1) потому что в журнале (каком бы то ни было) у меня цензура съела бы три четверти произведения, и притом из лучших мест;

2) потому что убежден, что мое имя или мое произведение для журнала ничего существенного не представляют;

3) потому что меня всегда тяготила моя „родственная“ связь с журналом; часто мне приходилось слышать темные намеки, товарищеские шутки, отголоски сплетен, смысл которых заключался в том, что меня печатают и хвалят в журнале ради моей близости к нему. Многие и до сих пор говорят мне „ваш журнал“ или еще лучше „ваш богатый журнал“. И вот поэтому-то ту повесть, которая для меня составляет мой главный девятый вал, мой последний экзамен, я и хочу отделить от этого родственного благоволения. Существуют и еще причины, но о них я покамест не могу упомянуть».

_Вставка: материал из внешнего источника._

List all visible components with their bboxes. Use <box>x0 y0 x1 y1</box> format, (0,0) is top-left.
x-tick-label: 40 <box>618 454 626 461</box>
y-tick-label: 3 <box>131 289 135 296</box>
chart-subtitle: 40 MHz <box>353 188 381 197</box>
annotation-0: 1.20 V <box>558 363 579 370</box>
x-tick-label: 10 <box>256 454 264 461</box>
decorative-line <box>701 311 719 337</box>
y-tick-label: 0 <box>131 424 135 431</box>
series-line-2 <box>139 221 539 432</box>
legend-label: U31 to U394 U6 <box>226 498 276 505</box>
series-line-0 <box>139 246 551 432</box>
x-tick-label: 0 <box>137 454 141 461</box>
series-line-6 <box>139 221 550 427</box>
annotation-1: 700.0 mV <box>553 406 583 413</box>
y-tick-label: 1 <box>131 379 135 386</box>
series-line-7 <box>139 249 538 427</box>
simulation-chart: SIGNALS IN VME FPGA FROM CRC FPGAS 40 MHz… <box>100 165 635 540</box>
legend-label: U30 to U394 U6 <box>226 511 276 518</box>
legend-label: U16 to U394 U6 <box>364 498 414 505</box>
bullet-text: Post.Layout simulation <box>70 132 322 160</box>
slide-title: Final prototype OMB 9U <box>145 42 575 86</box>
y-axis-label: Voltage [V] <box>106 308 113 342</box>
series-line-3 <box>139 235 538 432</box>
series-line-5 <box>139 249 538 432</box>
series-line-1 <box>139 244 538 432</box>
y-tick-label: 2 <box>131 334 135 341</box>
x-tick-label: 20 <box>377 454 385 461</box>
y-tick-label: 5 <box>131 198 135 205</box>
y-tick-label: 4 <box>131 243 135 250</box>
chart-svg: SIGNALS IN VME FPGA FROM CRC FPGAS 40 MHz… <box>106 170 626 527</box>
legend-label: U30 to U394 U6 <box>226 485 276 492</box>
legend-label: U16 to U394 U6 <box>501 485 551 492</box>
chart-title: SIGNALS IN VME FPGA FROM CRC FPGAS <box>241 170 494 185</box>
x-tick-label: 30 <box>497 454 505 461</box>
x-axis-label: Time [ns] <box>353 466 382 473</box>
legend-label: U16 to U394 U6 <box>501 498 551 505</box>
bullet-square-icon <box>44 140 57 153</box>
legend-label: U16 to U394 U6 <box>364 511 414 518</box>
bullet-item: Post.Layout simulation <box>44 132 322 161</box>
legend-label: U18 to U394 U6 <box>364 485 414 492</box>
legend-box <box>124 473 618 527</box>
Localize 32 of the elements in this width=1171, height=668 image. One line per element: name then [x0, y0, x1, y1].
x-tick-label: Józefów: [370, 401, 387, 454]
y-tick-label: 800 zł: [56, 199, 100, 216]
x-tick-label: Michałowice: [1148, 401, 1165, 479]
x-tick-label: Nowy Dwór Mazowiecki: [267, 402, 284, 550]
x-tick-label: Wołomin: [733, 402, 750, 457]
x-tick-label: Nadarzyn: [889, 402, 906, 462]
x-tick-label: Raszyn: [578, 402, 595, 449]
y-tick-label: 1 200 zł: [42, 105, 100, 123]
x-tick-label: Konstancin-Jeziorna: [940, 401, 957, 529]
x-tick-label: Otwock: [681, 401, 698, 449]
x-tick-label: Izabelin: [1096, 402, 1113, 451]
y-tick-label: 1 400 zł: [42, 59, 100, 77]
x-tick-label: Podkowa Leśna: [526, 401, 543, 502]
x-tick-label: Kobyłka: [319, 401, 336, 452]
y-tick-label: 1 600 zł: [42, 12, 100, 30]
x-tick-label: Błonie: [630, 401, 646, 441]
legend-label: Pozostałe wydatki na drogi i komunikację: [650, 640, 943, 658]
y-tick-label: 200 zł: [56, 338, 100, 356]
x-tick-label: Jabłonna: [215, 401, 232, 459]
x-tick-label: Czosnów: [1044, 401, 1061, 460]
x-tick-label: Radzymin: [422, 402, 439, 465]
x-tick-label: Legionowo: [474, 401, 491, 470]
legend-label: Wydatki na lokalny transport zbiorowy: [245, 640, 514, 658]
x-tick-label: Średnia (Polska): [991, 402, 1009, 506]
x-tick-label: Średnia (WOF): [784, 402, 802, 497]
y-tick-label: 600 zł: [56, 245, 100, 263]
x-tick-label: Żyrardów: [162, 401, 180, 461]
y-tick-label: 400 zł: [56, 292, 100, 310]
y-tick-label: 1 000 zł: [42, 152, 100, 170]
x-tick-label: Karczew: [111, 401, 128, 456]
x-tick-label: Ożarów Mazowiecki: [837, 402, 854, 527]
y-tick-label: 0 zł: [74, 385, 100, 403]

Мария Карловна ревниво относилась к дружбе Куприна с Батюшковым и старалась ее разрушить.

7 декабря 1906 года Куприн пишет Батюшкову:

«…Ты меня часто упрекал в том, что я не вполне с тобой искренен и не все тебе говорю, что всегда бывало для меня мучительно и тяжело. Позволь же и мне упрекнуть тебя в худшем: ты расчетливо берег про запас свою неуязвимость на случай разрыва, но для меня это пустяки; это только маленькая царапина по душе. Только запомни мои слова: в первый раз в жизни я так интимно и решительно отдал свою дружбу человеку, и она не изменится ни от сплетни, ни от вражды, ни от ненависти и ни от твоих или моих ошибок».

Когда Лиза вернулась с войны, Куприны отсутствовали. Их дочка Люлюша, оставленная на няньку, заболела дифтерией. Лиза, страстно любившая детей, день и ночь дежурила у постели Люлюши и очень к ней привязалась. Вернувшись в Петербург, Мария Карловна обрадовалась привязанности дочери к Лизе и предложила последней поехать с ними в Даниловское, имение Федора Дмитриевича Батюшкова. Лиза согласилась, так как чувствовала себя в то время неприкаянной и не знала, чем себя занять.

Впервые Куприн обратил внимание на строгую красоту Лизы на именинах Н. К. Михайловского. Об этом свидетельствует краткая записка моей мамы, где не указана дата этой встречи. Она вспоминает только, что молодежь пела под гитару, что среди гостей был молодой еще Качалов.